Fakta, selama bertahun – tahun berkuliah dan tinggal di Surabaya, baru ini saya kemari, ke salah satu ikon unggulan Kota Surabaya, itu juga jadi salah satu alasan kenapa saya memilih destinasi Tugu Pahlawan sebagai titik awal jalan-jalan menjajal Suroboyo Bus.

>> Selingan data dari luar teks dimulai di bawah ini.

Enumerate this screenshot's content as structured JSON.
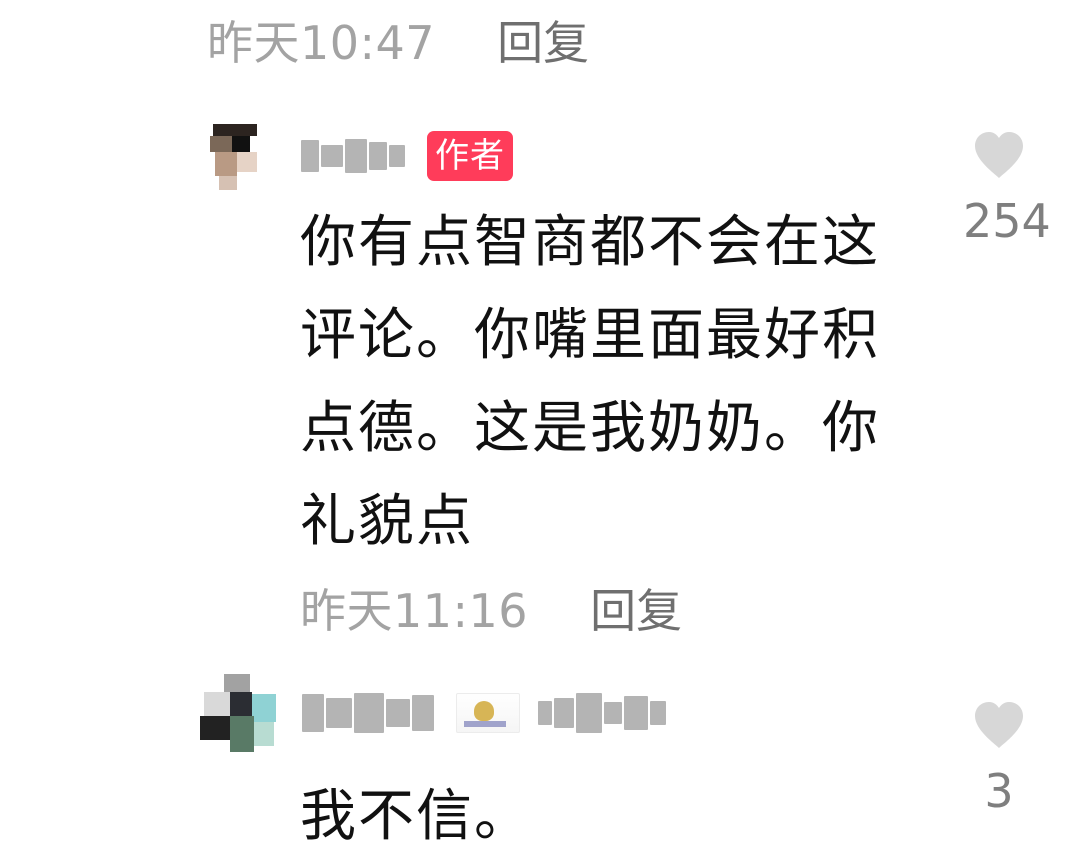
{
  "top_meta": {
    "time": "昨天10:47",
    "reply": "回复"
  },
  "comments": [
    {
      "author_badge": "作者",
      "text": "你有点智商都不会在这\n评论。你嘴里面最好积\n点德。这是我奶奶。你\n礼貌点",
      "likes": "254",
      "time": "昨天11:16",
      "reply": "回复"
    },
    {
      "text": "我不信。",
      "likes": "3"
    }
  ],
  "icons": {
    "heart": "heart-icon",
    "flag": "flag-icon"
  },
  "colors": {
    "author_badge": "#ff3c5a",
    "muted_text": "#a3a3a3",
    "icon_gray": "#d7d7d7"
  }
}
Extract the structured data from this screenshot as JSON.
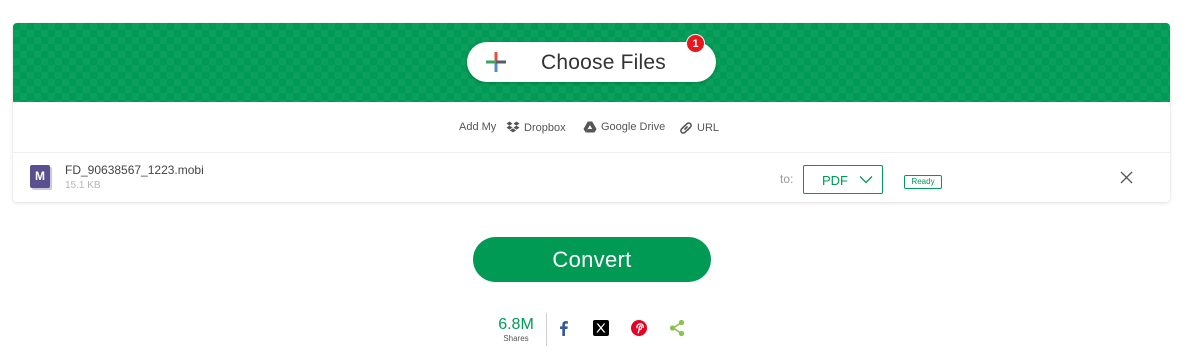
{
  "colors": {
    "brand_green": "#019a55",
    "badge_red": "#e8181f",
    "file_icon_purple": "#5a4f8f",
    "facebook": "#3b5998",
    "x": "#000000",
    "pinterest": "#e60023",
    "share": "#8bc34a"
  },
  "uploader": {
    "choose_files_label": "Choose Files",
    "file_count_badge": "1",
    "icon": "plus-icon"
  },
  "sources": {
    "add_my_label": "Add My",
    "items": [
      {
        "label": "Dropbox",
        "icon": "dropbox-icon"
      },
      {
        "label": "Google Drive",
        "icon": "google-drive-icon"
      },
      {
        "label": "URL",
        "icon": "link-icon"
      }
    ]
  },
  "file": {
    "icon_letter": "M",
    "name": "FD_90638567_1223.mobi",
    "size": "15.1 KB",
    "to_label": "to:",
    "format": "PDF",
    "status": "Ready",
    "remove_icon": "close-icon"
  },
  "convert_label": "Convert",
  "share": {
    "count": "6.8M",
    "label": "Shares",
    "buttons": [
      {
        "icon": "facebook-icon"
      },
      {
        "icon": "x-icon"
      },
      {
        "icon": "pinterest-icon"
      },
      {
        "icon": "share-icon"
      }
    ]
  }
}
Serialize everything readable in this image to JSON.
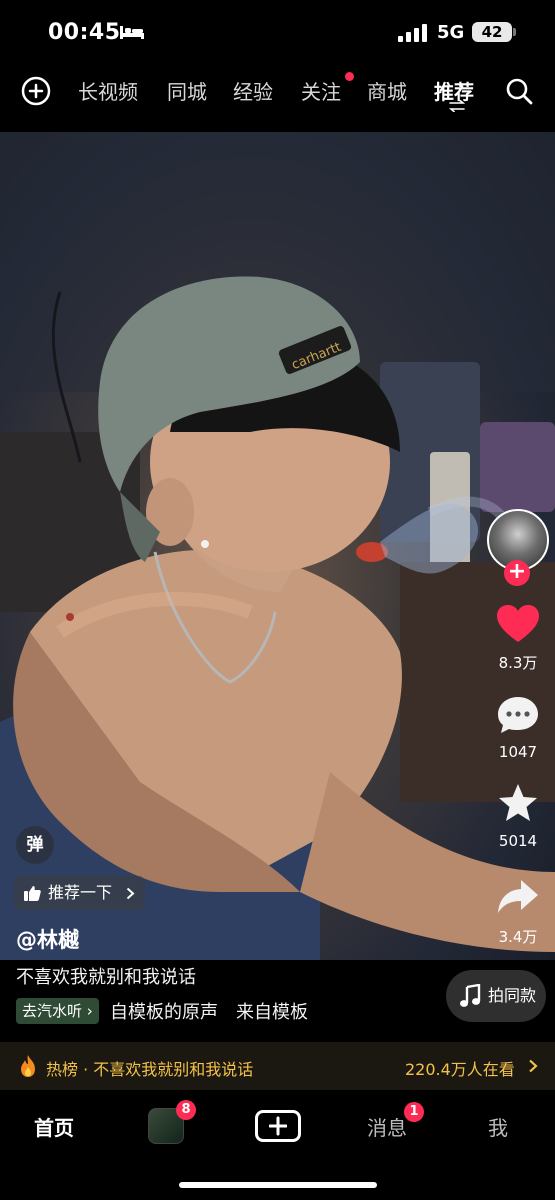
{
  "status": {
    "time": "00:45",
    "network": "5G",
    "battery": "42"
  },
  "top_nav": {
    "tabs": [
      "长视频",
      "同城",
      "经验",
      "关注",
      "商城",
      "推荐"
    ],
    "active_tab": "推荐"
  },
  "video": {
    "cap_logo_text": "carhartt"
  },
  "actions": {
    "likes": "8.3万",
    "comments": "1047",
    "favorites": "5014",
    "shares": "3.4万"
  },
  "overlay": {
    "danmu_label": "弹",
    "recommend_label": "推荐一下",
    "username": "@林樾",
    "caption": "不喜欢我就别和我说话",
    "sound_tag": "去汽水听",
    "sound_name": "自模板的原声　来自模板",
    "same_sound_label": "拍同款"
  },
  "hot_bar": {
    "text": "热榜 · 不喜欢我就别和我说话",
    "viewers": "220.4万人在看"
  },
  "tab_bar": {
    "home": "首页",
    "friends_badge": "8",
    "messages": "消息",
    "messages_badge": "1",
    "me": "我"
  },
  "colors": {
    "accent_red": "#fe2c55",
    "hot_gold": "#f3c24a"
  }
}
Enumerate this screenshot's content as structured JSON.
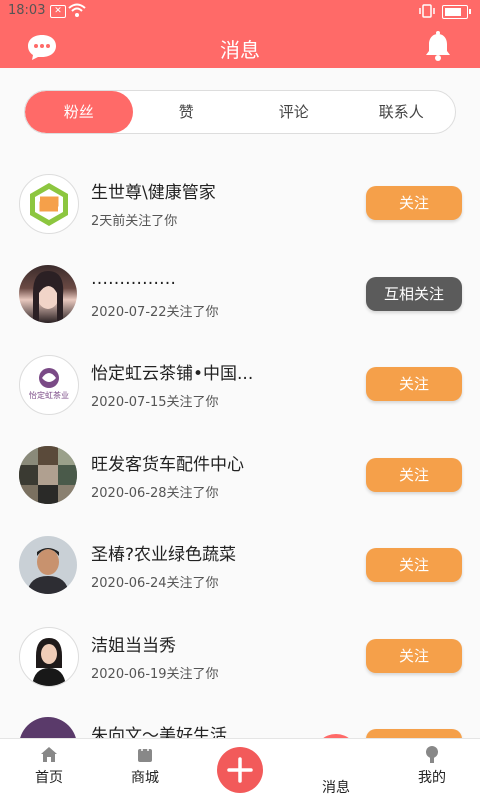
{
  "status_bar": {
    "time": "18:03",
    "notif_box": "✕"
  },
  "header": {
    "title": "消息"
  },
  "tabs": [
    {
      "label": "粉丝",
      "active": true
    },
    {
      "label": "赞",
      "active": false
    },
    {
      "label": "评论",
      "active": false
    },
    {
      "label": "联系人",
      "active": false
    }
  ],
  "followers": [
    {
      "name": "生世尊\\健康管家",
      "time": "2天前关注了你",
      "button": "关注"
    },
    {
      "name": "……………",
      "time": "2020-07-22关注了你",
      "button": "互相关注"
    },
    {
      "name": "怡定虹云茶铺•中国...",
      "time": "2020-07-15关注了你",
      "button": "关注"
    },
    {
      "name": "旺发客货车配件中心",
      "time": "2020-06-28关注了你",
      "button": "关注"
    },
    {
      "name": "圣椿?农业绿色蔬菜",
      "time": "2020-06-24关注了你",
      "button": "关注"
    },
    {
      "name": "洁姐当当秀",
      "time": "2020-06-19关注了你",
      "button": "关注"
    },
    {
      "name": "朱向文～美好生活...",
      "time": "",
      "button": "关注"
    }
  ],
  "avatar3_text": "怡定虹茶业",
  "bottom_nav": {
    "home": "首页",
    "mall": "商城",
    "messages": "消息",
    "mine": "我的"
  },
  "colors": {
    "primary": "#ff6a68",
    "follow": "#f5a04a",
    "mutual": "#5b5b5b"
  }
}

Baca juga : Tips nyaman naik kereta api bersama balita
Masuk kedalam kompleks, kami disambut dinding-dinding relief berwarna tembaga, yang menggambarkan suasana perjuangan masa lalu, sedikit masuk ke area tugu, patung Presiden Republik Indonesia pertama Ir. Soekarno beserta wakilnya Drs. Moh. Hatta, nampak berdiri tegak di antara pilar-pilar yang sisi-sisinya menyerupai reruntuhan, dengan beberapa coretan pengobar semangat perjuangan.
“ Merdeka ataoe mati ! “
“ Once and Forever The Indonesia Republic “
Tepat di belakang patung dan reruntuhan pilar, Tugu Pahlawan terlihat jelas tinggi menjulang, Di sekitarnya terdapat lapangan luas dan taman yang tertata, cukup bersih, rindang hijau royo-royo, tidak hanya itu, taman ini pun dihiasi dengan beberapa peninggalan historis, mulai dari patung-patung pahlawan hingga kendaraan perang.

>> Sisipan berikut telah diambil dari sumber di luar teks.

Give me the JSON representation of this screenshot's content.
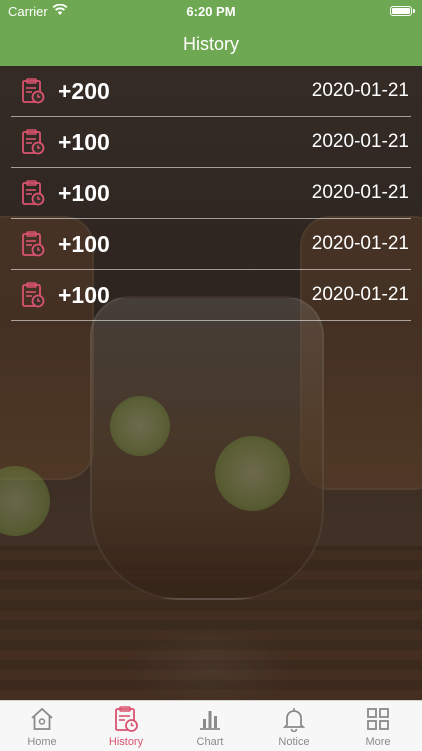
{
  "status_bar": {
    "carrier": "Carrier",
    "time": "6:20 PM"
  },
  "nav": {
    "title": "History"
  },
  "history": [
    {
      "amount": "+200",
      "date": "2020-01-21"
    },
    {
      "amount": "+100",
      "date": "2020-01-21"
    },
    {
      "amount": "+100",
      "date": "2020-01-21"
    },
    {
      "amount": "+100",
      "date": "2020-01-21"
    },
    {
      "amount": "+100",
      "date": "2020-01-21"
    }
  ],
  "tabs": [
    {
      "label": "Home",
      "icon": "home-icon",
      "active": false
    },
    {
      "label": "History",
      "icon": "history-icon",
      "active": true
    },
    {
      "label": "Chart",
      "icon": "chart-icon",
      "active": false
    },
    {
      "label": "Notice",
      "icon": "bell-icon",
      "active": false
    },
    {
      "label": "More",
      "icon": "grid-icon",
      "active": false
    }
  ],
  "colors": {
    "header": "#6fa852",
    "accent": "#d9536f",
    "inactive": "#8a8a8a"
  }
}
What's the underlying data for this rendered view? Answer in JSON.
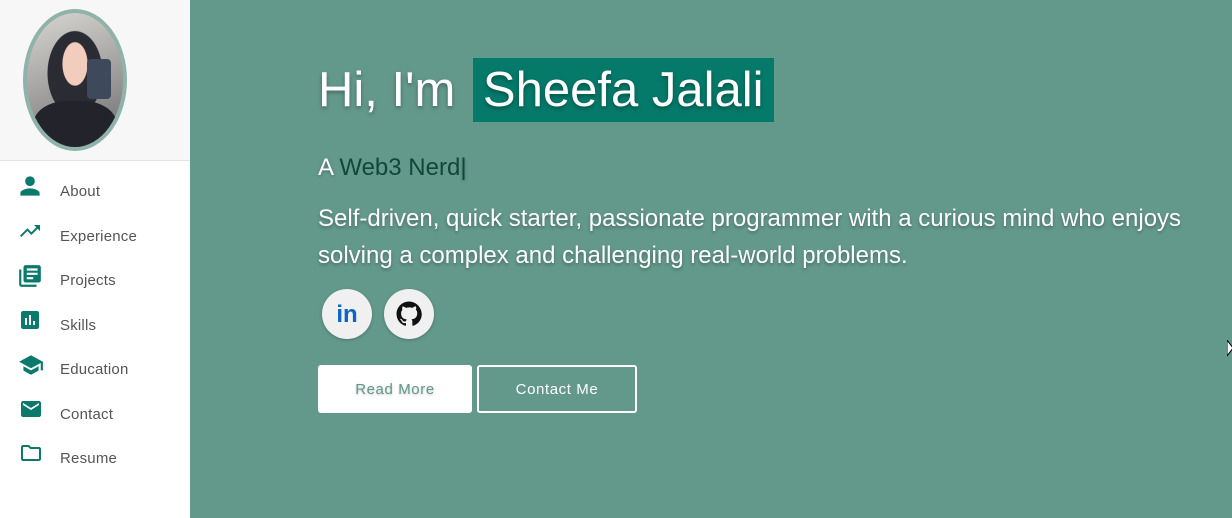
{
  "sidebar": {
    "items": [
      {
        "label": "About",
        "icon": "person-icon"
      },
      {
        "label": "Experience",
        "icon": "trending-up-icon"
      },
      {
        "label": "Projects",
        "icon": "library-books-icon"
      },
      {
        "label": "Skills",
        "icon": "bar-chart-icon"
      },
      {
        "label": "Education",
        "icon": "graduation-cap-icon"
      },
      {
        "label": "Contact",
        "icon": "mail-icon"
      },
      {
        "label": "Resume",
        "icon": "folder-icon"
      }
    ]
  },
  "hero": {
    "greeting_prefix": "Hi, I'm",
    "name": "Sheefa Jalali",
    "tagline_prefix": "A",
    "tagline_typed": "Web3 Nerd",
    "tagline_cursor": "|",
    "bio": "Self-driven, quick starter, passionate programmer with a curious mind who enjoys solving a complex and challenging real-world problems.",
    "social": [
      {
        "label": "in",
        "icon": "linkedin-icon"
      },
      {
        "icon": "github-icon"
      }
    ],
    "buttons": {
      "read_more": "Read More",
      "contact_me": "Contact Me"
    }
  },
  "colors": {
    "accent": "#057a6a",
    "main_bg": "#63998b",
    "icon": "#0b7a6c"
  }
}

“ woow..ada pensil ! “ teriak Emil, sambil menunjuk Tugu Pahlawan
Sekumpulan murid tampak bersenda gurau dengan kawannya, beberapa guru berkumpul di ujung taman, duduk santai sambil memakan bekal camilan, entah dari sekolah mana, namun nampaknya mereka sedang melakukan kunjungan wisata untuk mengenal sejarah bangsa.
Kaki saya semakin mendekati badan Tugu, semakin jelas terlihat lekuk rupa bentuknya, menurut informasi yang saya baca, lengkungan bangunan tugu ini berjumlah 10 yang terbagi atas 11 ruas.

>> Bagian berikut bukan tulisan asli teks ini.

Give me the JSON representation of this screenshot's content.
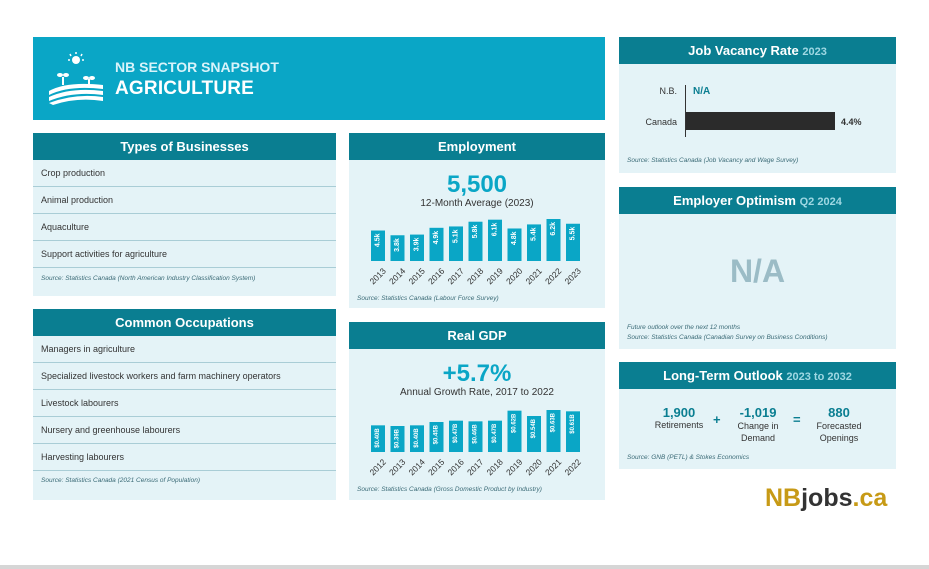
{
  "hero": {
    "kicker": "NB SECTOR SNAPSHOT",
    "title": "AGRICULTURE"
  },
  "types": {
    "title": "Types of Businesses",
    "items": [
      "Crop production",
      "Animal production",
      "Aquaculture",
      "Support activities for agriculture"
    ],
    "source": "Source: Statistics Canada (North American Industry Classification System)"
  },
  "occupations": {
    "title": "Common Occupations",
    "items": [
      "Managers in agriculture",
      "Specialized livestock workers and farm machinery operators",
      "Livestock labourers",
      "Nursery and greenhouse labourers",
      "Harvesting labourers"
    ],
    "source": "Source: Statistics Canada (2021 Census of Population)"
  },
  "employment": {
    "title": "Employment",
    "big": "5,500",
    "sub": "12-Month Average (2023)",
    "source": "Source: Statistics Canada (Labour Force Survey)"
  },
  "gdp": {
    "title": "Real GDP",
    "big": "+5.7%",
    "sub": "Annual Growth Rate, 2017 to 2022",
    "source": "Source: Statistics Canada (Gross Domestic Product by Industry)"
  },
  "vacancy": {
    "title": "Job Vacancy Rate",
    "year": "2023",
    "nb_label": "N.B.",
    "nb_value": "N/A",
    "ca_label": "Canada",
    "ca_value": "4.4%",
    "ca_rate": 4.4,
    "source": "Source: Statistics Canada (Job Vacancy and Wage Survey)"
  },
  "optimism": {
    "title": "Employer Optimism",
    "period": "Q2 2024",
    "value": "N/A",
    "note1": "Future outlook over the next 12 months",
    "note2": "Source: Statistics Canada (Canadian Survey on Business Conditions)"
  },
  "outlook": {
    "title": "Long-Term Outlook",
    "years": "2023 to 2032",
    "ret_value": "1,900",
    "ret_label": "Retirements",
    "plus": "+",
    "dem_value": "-1,019",
    "dem_label1": "Change in",
    "dem_label2": "Demand",
    "eq": "=",
    "open_value": "880",
    "open_label1": "Forecasted",
    "open_label2": "Openings",
    "source": "Source: GNB (PETL) & Stokes Economics"
  },
  "brand": {
    "a": "NB",
    "b": "jobs",
    "c": ".ca"
  },
  "colors": {
    "accent": "#0aa6c6",
    "header": "#0a7e91",
    "panel": "#e4f3f7",
    "bar": "#2b2b2b",
    "gold": "#c79a16"
  },
  "chart_data": [
    {
      "type": "bar",
      "categories": [
        "2013",
        "2014",
        "2015",
        "2016",
        "2017",
        "2018",
        "2019",
        "2020",
        "2021",
        "2022",
        "2023"
      ],
      "values": [
        4.5,
        3.8,
        3.9,
        4.9,
        5.1,
        5.8,
        6.1,
        4.8,
        5.4,
        6.2,
        5.5
      ],
      "labels": [
        "4.5k",
        "3.8k",
        "3.9k",
        "4.9k",
        "5.1k",
        "5.8k",
        "6.1k",
        "4.8k",
        "5.4k",
        "6.2k",
        "5.5k"
      ],
      "grid": false
    },
    {
      "type": "bar",
      "categories": [
        "2012",
        "2013",
        "2014",
        "2015",
        "2016",
        "2017",
        "2018",
        "2019",
        "2020",
        "2021",
        "2022"
      ],
      "values": [
        0.4,
        0.39,
        0.4,
        0.45,
        0.47,
        0.46,
        0.47,
        0.62,
        0.54,
        0.63,
        0.61
      ],
      "labels": [
        "$0.40B",
        "$0.39B",
        "$0.40B",
        "$0.45B",
        "$0.47B",
        "$0.46B",
        "$0.47B",
        "$0.62B",
        "$0.54B",
        "$0.63B",
        "$0.61B"
      ],
      "grid": false
    }
  ]
}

Untuk tinggi, pada awalnya tugu ini direncanakan akan dibuat dengan tinggi 45 meter, sebagai simbol tahun perjuangan arek Suroboyo, namun karena alasan ketahanan bangunan, akhirnya tinggi tugu disepakati hanya 41.15 meter.
Sehingga kalau diartikan tinggi, luas dan lekuk dari bangunan tugu yang menyerupai paku terbalik ini, mempunyai arti tanggal 10, bulan 11, tahun 1945, sebagai tanggal bersejarah, tidak hanya bagi masyarakat Surabaya saja, namun bagi seluruh bangsa Indonesia.
Museum 10 November
Dari arah tugu saya pun menuju bangunan yang menyerupai atap piramida yang terbenam, mencari pintu masuk menuju Museum, yang ternyata berjarak sekitar 10 meter dari patung makam pahlawan tak dikenal.
“ silahkan masuk mba “ sapa seorang bapak dengan ramah yang duduk di depan pintu masuk.
Untuk masuk ke dalam museum, pengunjung dikenai biaya sebesar Rp.5000 / orang, untuk anak balita tidak dikenakan biaya.
Karena bukan hari libur, suasana saat itu sepi pengunjung, bangunan museum ini cukup modern, bersih dan nyaman, setiap ruangan terdapat pendingin udara, jauh dari kesan pengap dan tidak terawat, namun tetap saja saya merasakan hawa yang berbeda.
Kami pun menuruni jalan kayu berlandai, salah satu dindingnya dihiasi relief perjuangan, sedangkan bagian atap terdapat beberapa photo bangunan lama yang tertempel pada sisi-sisi bangun yang berbentuk piramida terbalik.
Kami pun segera menuju bagian bawah museum lalu menuruni tangga eskalator yang lebarnya cukup untuk satu badan orang dewasa, nampak potret hitam putih Surabaya tempo dulu, tergantung rapi di dinding lorong kaca, kami lalu masuk ke ruang pertama bangunan yang terletak di bawah tanah.
Tepat di tengah ruangan lantai 1 terdapat patung tembaga, patung ini sebagai simbolisasi perjuangan arek-arek Suroboyo, selain itu kami juga melihat aneka peninggalan bersejarah mulai dari dokumen, diorama hingga memorabilia
Setelah puas berkeliling di lantai 1, kami pun menaiki tangga, menuju lantai 2.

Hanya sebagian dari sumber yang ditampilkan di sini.